E1200 – Polidestrosio
Compare molto spesso tra gli ingredienti di alimenti, integratori (barrette proteiche) e prodotti dietetici (pasti sostitutivi, prodotti per diabetici ecc.). Si tratta di un polisaccaride artificiale indigeribile, classificato come fibra solubile e frequentemente utilizzato negli integratori allo scopo di arricchire il prodotto di fibre, sostituirsi allo zucchero, aumentare il potere saziante e diminuire quello calorico; nelle barrette dietetiche risulta molto utile anche il suo ottimo potere addensante. Nel polidestrosio non troviamo soltanto glucosio (90%), ma anche il 10% di sorbitolo e l’1% di acido citrico. Nonostante si tratti di una fibra in gran parte escreta intatta con le feci, il polidestrosio presenta comunque un potere calorico di una Kcal per grammo (4.2 kJ/g). La sua parziale fermentazione nell’intestino crasso, specie se assunto insieme a generose quantità di acqua, contribuisce ad aumentare la massa fecale e ad accelerare il transito intestinale. Ad alte dosi può addirittura essere utilizzato come lassativo, anche se si corre il rischio di subire i classici problemi gastrointestinali da eccessivo consumo di fibre (crampi addominali, meteorismo e flatulenza).
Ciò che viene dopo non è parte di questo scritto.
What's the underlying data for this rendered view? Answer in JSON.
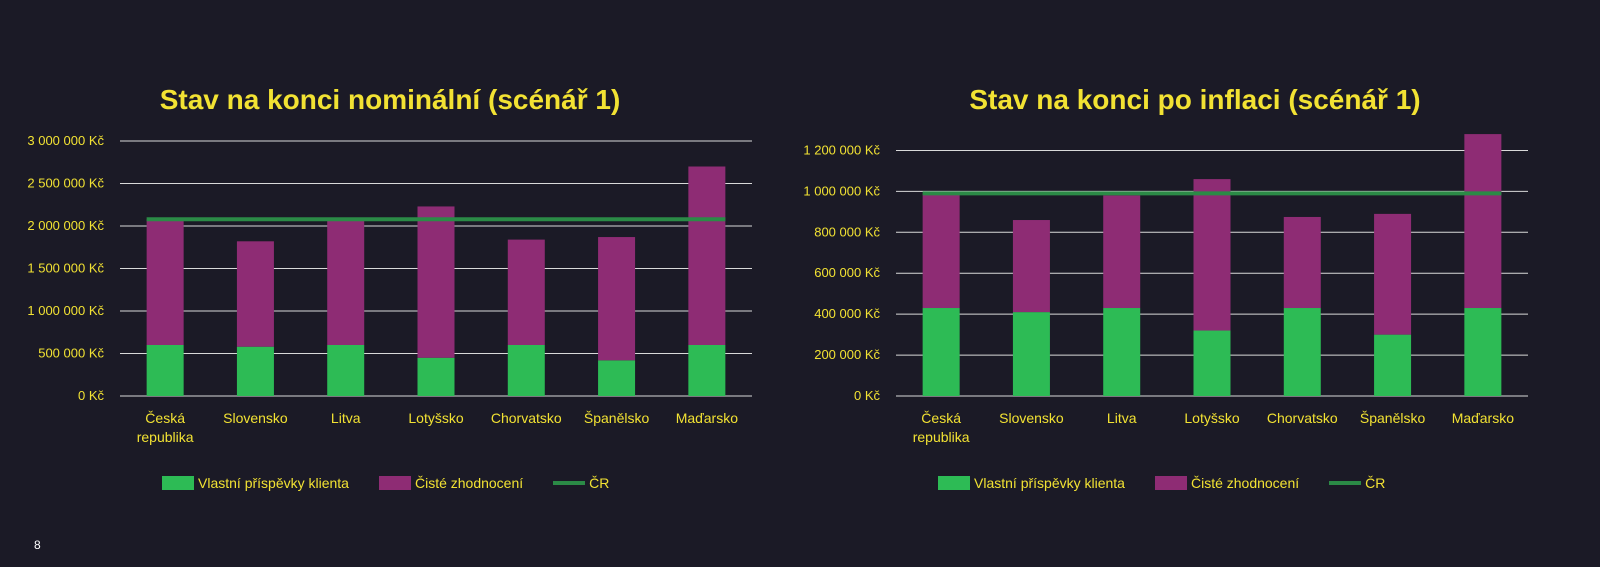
{
  "page": {
    "number": "8"
  },
  "colors": {
    "background": "#1b1a26",
    "text": "#f2e233",
    "contributions": "#2dbb55",
    "appreciation": "#8e2c74",
    "cr_line": "#2b8a46",
    "grid": "#d9d9d9"
  },
  "chart_data": [
    {
      "type": "bar",
      "stacked": true,
      "title": "Stav na konci nominální (scénář 1)",
      "categories": [
        "Česká republika",
        "Slovensko",
        "Litva",
        "Lotyšsko",
        "Chorvatsko",
        "Španělsko",
        "Maďarsko"
      ],
      "category_lines": [
        [
          "Česká",
          "republika"
        ],
        [
          "Slovensko"
        ],
        [
          "Litva"
        ],
        [
          "Lotyšsko"
        ],
        [
          "Chorvatsko"
        ],
        [
          "Španělsko"
        ],
        [
          "Maďarsko"
        ]
      ],
      "series": [
        {
          "name": "Vlastní příspěvky klienta",
          "type": "bar",
          "color": "#2dbb55",
          "values": [
            600000,
            580000,
            600000,
            450000,
            600000,
            420000,
            600000
          ]
        },
        {
          "name": "Čisté zhodnocení",
          "type": "bar",
          "color": "#8e2c74",
          "values": [
            1480000,
            1240000,
            1470000,
            1780000,
            1240000,
            1450000,
            2100000
          ]
        },
        {
          "name": "ČR",
          "type": "line",
          "color": "#2b8a46",
          "values": [
            2080000,
            2080000,
            2080000,
            2080000,
            2080000,
            2080000,
            2080000
          ]
        }
      ],
      "ylim": [
        0,
        3000000
      ],
      "yticks": [
        0,
        500000,
        1000000,
        1500000,
        2000000,
        2500000,
        3000000
      ],
      "ytick_labels": [
        "0 Kč",
        "500 000 Kč",
        "1 000 000 Kč",
        "1 500 000 Kč",
        "2 000 000 Kč",
        "2 500 000 Kč",
        "3 000 000 Kč"
      ],
      "grid": true,
      "legend": "bottom"
    },
    {
      "type": "bar",
      "stacked": true,
      "title": "Stav na konci po inflaci (scénář 1)",
      "categories": [
        "Česká republika",
        "Slovensko",
        "Litva",
        "Lotyšsko",
        "Chorvatsko",
        "Španělsko",
        "Maďarsko"
      ],
      "category_lines": [
        [
          "Česká",
          "republika"
        ],
        [
          "Slovensko"
        ],
        [
          "Litva"
        ],
        [
          "Lotyšsko"
        ],
        [
          "Chorvatsko"
        ],
        [
          "Španělsko"
        ],
        [
          "Maďarsko"
        ]
      ],
      "series": [
        {
          "name": "Vlastní příspěvky klienta",
          "type": "bar",
          "color": "#2dbb55",
          "values": [
            430000,
            410000,
            430000,
            320000,
            430000,
            300000,
            430000
          ]
        },
        {
          "name": "Čisté zhodnocení",
          "type": "bar",
          "color": "#8e2c74",
          "values": [
            560000,
            450000,
            550000,
            740000,
            445000,
            590000,
            850000
          ]
        },
        {
          "name": "ČR",
          "type": "line",
          "color": "#2b8a46",
          "values": [
            990000,
            990000,
            990000,
            990000,
            990000,
            990000,
            990000
          ]
        }
      ],
      "ylim": [
        0,
        1300000
      ],
      "yticks": [
        0,
        200000,
        400000,
        600000,
        800000,
        1000000,
        1200000
      ],
      "ytick_labels": [
        "0 Kč",
        "200 000 Kč",
        "400 000 Kč",
        "600 000 Kč",
        "800 000 Kč",
        "1 000 000 Kč",
        "1 200 000 Kč"
      ],
      "grid": true,
      "legend": "bottom"
    }
  ]
}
La fermentazione batterica intestinale del polidestrosio, oltre a sostenere lo sviluppo di una microfolora amica, ostacola quello delle specie putrefattive, diminuisce il pH fecale, aumenta la produzione di acidi grassi a corta catena (SCFAs) e sopprime quella di metaboliti carcinogenici, come l’indolo ed il p-cresolo. Trattandosi di una fibra, l’indice glicemico del polidestrosio è particolarmente contenuto; rallentando la digestione degli amidi e l’assorbimento degli zuccheri, tende inoltre a diminuire anche l’indice ed il carico glicemico del pasto. In uno studio, ad esempio, si è visto che la contemporanea ingestione di 12 g di polidestrosio e 50 g di glucosio determina un rialzo glicemico inferiore dell’11% rispetto alla stessa quantità di glucosio assunta da sola. Il sapore del polidestrosio, che si presenta come una polvere bianca dall’odore neutro e pulito, è lievemente dolce, dato che il suo potere edulcorante è circa 1/6 di quello dello zucchero da tavola.